Resizing virtual appliances
Change CPU/RAM/disk resources for virtual Brains, Sensors, and Stream appliances.
General Information
Customers with already deployed virtual Sensors or Brains may realize that they need to increase the size of the Sensor or Brain to increase the network traffic throughput that a Sensor or Brain can process. In the case of Sensors, the throughput is the amount of traffic that a Sensor can observe and produce metadata for. Virtual Brains do not support mixed mode deployment and throughput of a Brain refers to the aggregate amount of traffic observed by its paired Sensors that the Brain can process the forwarded metadata for.
Please note that resizing a virtual Brain or Sensor is only supported to go from a smaller configuration to a larger one.
Reducing the size of a Brain or Sensor is NOT supported.
Please also note that resizing is not the only option. Many customers choose to redeploy a new vSensor instead of resizing.
This is good for "fresh start" scenarios, where the lack of resources on a machine caused such catastrophic failures of the system that redeploying may solve problems that would potentially remain in the systems even after a resize and reboot.
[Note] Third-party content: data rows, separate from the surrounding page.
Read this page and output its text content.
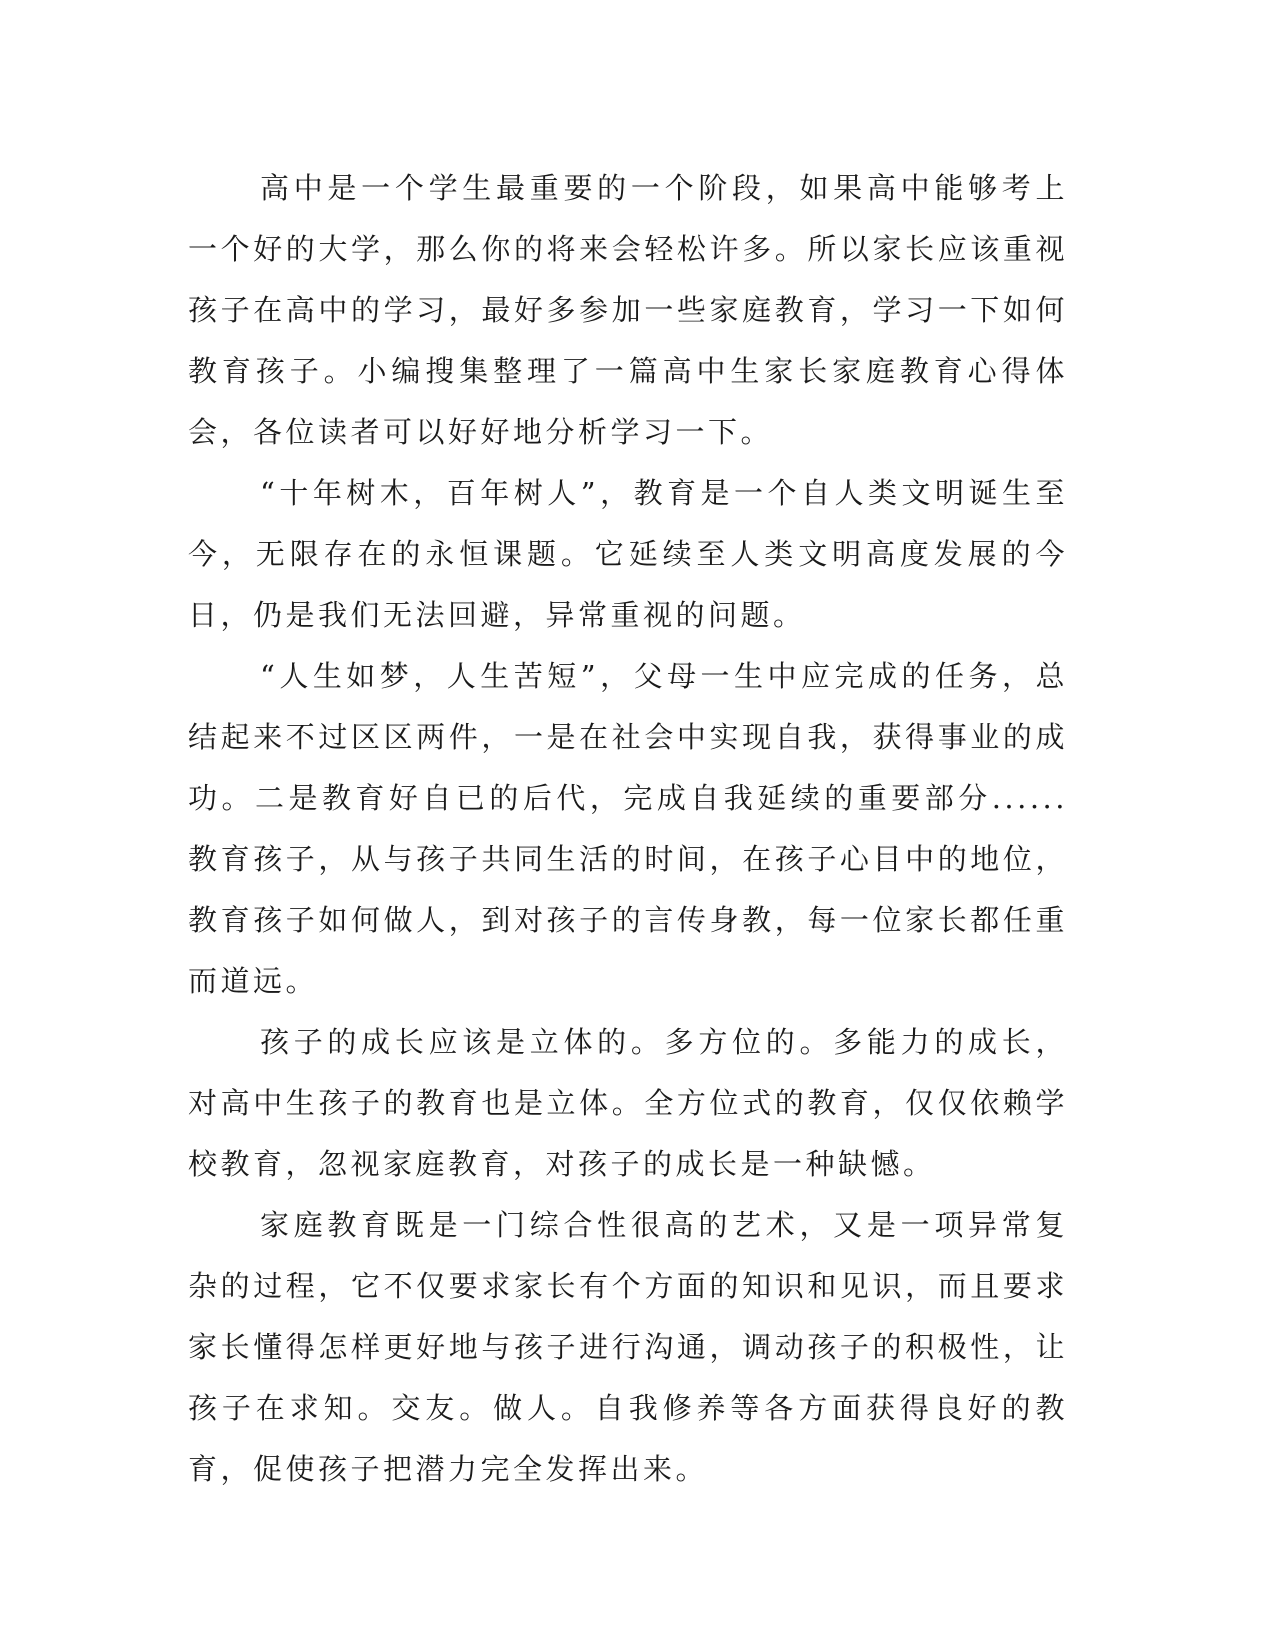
高中是一个学生最重要的一个阶段，如果高中能够考上一个好的大学，那么你的将来会轻松许多。所以家长应该重视孩子在高中的学习，最好多参加一些家庭教育，学习一下如何教育孩子。小编搜集整理了一篇高中生家长家庭教育心得体会，各位读者可以好好地分析学习一下。

“十年树木，百年树人”，教育是一个自人类文明诞生至今，无限存在的永恒课题。它延续至人类文明高度发展的今日，仍是我们无法回避，异常重视的问题。

“人生如梦，人生苦短”，父母一生中应完成的任务，总结起来不过区区两件，一是在社会中实现自我，获得事业的成功。二是教育好自已的后代，完成自我延续的重要部分......教育孩子，从与孩子共同生活的时间，在孩子心目中的地位，教育孩子如何做人，到对孩子的言传身教，每一位家长都任重而道远。

孩子的成长应该是立体的。多方位的。多能力的成长，对高中生孩子的教育也是立体。全方位式的教育，仅仅依赖学校教育，忽视家庭教育，对孩子的成长是一种缺憾。

家庭教育既是一门综合性很高的艺术，又是一项异常复杂的过程，它不仅要求家长有个方面的知识和见识，而且要求家长懂得怎样更好地与孩子进行沟通，调动孩子的积极性，让孩子在求知。交友。做人。自我修养等各方面获得良好的教育，促使孩子把潜力完全发挥出来。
A redeploy can also utilize a new base image that may have been updated since the original vSensor was deployed.
When resizing, you must resize the CPU cores, RAM, and disk size to a supported configuration for your particular situation.
For cloud Sensors or Brains, you can change the instance or machine type after stopping or deallocating the instance.
For traditional hypervisors, you will need to edit the settings manually.
Steps for supported platforms
AWS
Stop the instance.
Edit the instance type to a larger supported configuration.
For Brains see the AWS Brain Deployment Guide for supported configurations.
For vSensors see the AWS Sensor Deployment Guide for supported configurations.
Start the instance.
The instance will go through a reboot cycle, after which it will have to decrypt and pass an integrity check which could take up to 45 min.
The whole process should take no longer than 60 minutes.
Sensors just have a reboot cycle and will complete much more quickly.
Azure
Deallocate the instance.
Edit the instance type to a larger supported configuration.
For Brains see the Azure Brain Deployment Guide for supported configurations.
For vSensors see the Azure Sensor Deployment Guide for supported configurations.
Start the instance.
The instance will go through a reboot cycle, after which it will have to decrypt and pass an integrity check which could take up to 45 min.
The whole process should take no longer than 60 minutes.
Sensors just have a reboot cycle and will complete much more quickly.
GCP
Stop the VM.
A VM is considered stopped only when the VM is in the
TERMINATEDstate.You cannot change the machine type of a running VM.
To edit the VM, click "Edit".
In the Machine configuration section, select the machine type that you want to use.
Please see the GCP Sensor Deployment Guide for supported configurations.
Click "Save".
Start the VM, it will perform a reboot cycle on its own.
VMware
From the vCenter client, power off the virtual appliance.
Select the VM, and right-click to Edit Settings.
With the Virtual Hardware tab selected, modify the boxes for RAM, CPU, and Disk Size to a larger supported configuration.
Virtual Brain - See the VMware Brain Deployment Guide for supported configurations.
vSensor - See the VMware vSensor Deployment Guide for supported configurations.
Click OK.
Wait for the resizing operation to complete.
Power on the VM
Brains will have a reboot, after which they will have to decrypt and pass an integrity check, will take ~10-15 minutes.
Sensors will just have a reboot cycle.
The whole process should take no longer than 20 minutes.
Hyper-V
Please see the Hyper-V vSensor Deployment Guide for supported configurations.
Shutdown the VM.
To edit disk:
Click on your Virtual Machine.
Click on "Settings".
Select "SCSI".
Select the virtual hard drive that you want to extend and click "Edit".
Select "Expand" from the “Edit Virtual Hard Disk” wizard.
Expand the disk.
To edit CPU:
Click on your Virtual Machine.
Click on "Settings".
Select "Processor".
Select the processor that you want to extend and edit the number of vCPUs available.
To edit memory:
Click on your Virtual Machine.
Click on "Settings".
Select "Memory".
Expand the memory.
Start the VM, it will perform a reboot cycle on its own.
Nutanix
Please see the Nutanix vSensor Deployment Guide for supported configurations.
Shutdown the VM.
Select the VM from the VM table.
Click "Update"
Add vCPUs and Memory.
Click the edit button on the disk you want to extend.
Extend the disk
Click "Update" in the disk menu and then "Save" in the outer menu.
Start the VM, it will perform a reboot cycle on its own.
KVM
Please see the KVM vSensor Deployment Guide for supported configurations. Please note that to resize a KVM vSensor requires editing text files manually and some CLI commands. It may be easier for some customers to simply redeploy a new KVM vSensor than go through the resizing steps below.
Shutdown the VM.
Edit the memory and cpu using "virsh edit <vm_name>".
Close and save the file after editing.
Execute the following at the CLI.
Start the VM, it will perform a reboot cycle on its own.